It was December of 2003. Three days before Christmas. I was working as a customer service rep at the bank I used to be employed by. It was the usual Monday morning, customers walking in and out. Close to 10:00am after our cash shipment arrived, two men walked in the branch. I only noticed the one. He was the one who sat in the lobby with the people I help. But he did not look like a man. He was dressed in drag.
I worked in a part of town that this was very common. Men in drag. So I really didn't think much of it. Actually, the one thing that ran through my mind was, 'Grrreat. I'm gonna be the one who has to help him.' Yes, it was very obvious it was a man in a muumuu with a black wig.
As I stood up to call the next person on the sheet, I didn't even get the words out, 'Can I help you?' when the man in drag stood up, grabbed me, then proceeded to shove me down. The next thing that happened will be imprinted on my brain forever-----he pulled out a silver Glock pistol, grabbed the man next to me and put a the gun to his head. He started to yell, 'Open the vault or I'm gonna kill him!!' with plenty of expletive in between. The man who was being held down, in the softest voice possible: 'Please, don't.'
The second man, whom I never noticed, was in the teller line when the first man pushed me down. Immediately when the first man pushed me down, the second man ran out of line, to the first teller, and put a gun to that tellers face yelling profanity laced threats. It was the most maddening, chaotic mess I had ever seen.
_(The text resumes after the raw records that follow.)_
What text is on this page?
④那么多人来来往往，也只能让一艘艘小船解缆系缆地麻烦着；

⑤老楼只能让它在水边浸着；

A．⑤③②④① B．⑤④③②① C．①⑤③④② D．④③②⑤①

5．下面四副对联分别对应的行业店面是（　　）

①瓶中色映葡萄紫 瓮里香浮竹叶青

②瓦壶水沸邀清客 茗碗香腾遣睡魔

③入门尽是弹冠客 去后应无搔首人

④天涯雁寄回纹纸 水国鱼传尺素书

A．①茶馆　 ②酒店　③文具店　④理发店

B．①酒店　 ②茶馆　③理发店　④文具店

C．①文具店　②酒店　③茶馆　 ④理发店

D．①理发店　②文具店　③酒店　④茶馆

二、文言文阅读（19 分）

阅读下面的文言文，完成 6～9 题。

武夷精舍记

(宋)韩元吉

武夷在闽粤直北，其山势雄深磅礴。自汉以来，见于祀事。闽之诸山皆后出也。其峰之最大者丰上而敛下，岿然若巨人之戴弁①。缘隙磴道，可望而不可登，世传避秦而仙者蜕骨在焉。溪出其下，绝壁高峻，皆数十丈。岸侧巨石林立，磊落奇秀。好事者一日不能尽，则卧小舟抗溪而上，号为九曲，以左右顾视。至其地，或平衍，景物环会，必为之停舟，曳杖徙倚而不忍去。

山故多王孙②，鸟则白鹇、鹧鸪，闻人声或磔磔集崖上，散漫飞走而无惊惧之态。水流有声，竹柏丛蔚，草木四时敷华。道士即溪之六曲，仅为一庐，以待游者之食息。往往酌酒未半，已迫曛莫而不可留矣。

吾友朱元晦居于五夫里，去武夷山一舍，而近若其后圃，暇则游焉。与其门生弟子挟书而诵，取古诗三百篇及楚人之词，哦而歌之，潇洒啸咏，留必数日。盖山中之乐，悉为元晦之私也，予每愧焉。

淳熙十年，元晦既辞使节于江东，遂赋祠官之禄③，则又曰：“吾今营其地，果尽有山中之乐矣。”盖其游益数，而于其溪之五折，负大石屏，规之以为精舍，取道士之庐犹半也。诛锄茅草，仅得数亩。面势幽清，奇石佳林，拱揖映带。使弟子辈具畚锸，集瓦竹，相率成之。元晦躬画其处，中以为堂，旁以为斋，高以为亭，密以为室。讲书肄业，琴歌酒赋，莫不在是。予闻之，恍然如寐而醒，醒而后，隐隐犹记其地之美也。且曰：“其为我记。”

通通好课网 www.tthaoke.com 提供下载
The only thing that came flashing through my mind when I was sitting on the floor with my knees pressed to my chest sobbing uncontrollably was:
1) I'm going to die
2) I never got to have a baby.
My husband and I were only married two and a half years at the time, and were not planning on trying for another two and a half years for a baby. I have read that in a moment of panic during a life-threatening situation, the mind uses the defense of thinking on the most cherished of things: a parent, loved one or your mind dwells on things you wish you would have had/done.
The whole event seemed like it went on for hours, but before I knew it, the perpetrators ran out of the bank with only $600. Kind of like Einsteins Theory of Relativity: the perception of time is VERY subjective. According to scientific studies, when the brain is subjected to disconcerting or deviant stimuli, it actually causes the person to have an overestimation of time. In my case, what seemed like hours, was in actuality not even 20 minutes.
Later, we had this winner touchy-feely human resource counselor come in. He seriously made me laugh. He was coaxing us to talk about what happened, and when someone shared something, he ALWAYS brought up a Star Wars reference. For instance: I mentioned that I felt like really couldn't trust customers again. He responded; 'Its kind of like Luke in the Empire Strikes Back when Darth Vader tells him he is his father. He did not trust him or his feelings. But in the end, when he decided to trust his feelings and his father, he did not fall to the dark side.'
Seriously?
I like Star Wars (as previously noted, I am a sci-fi geek) but this is NOT THE TIME OR PLACE, DUDE!!!!
In the end, after taking a few days off, I was ok. A little shaken up, but ok.
It's things like this that really put things in perspective.
It makes you thankful for being alive.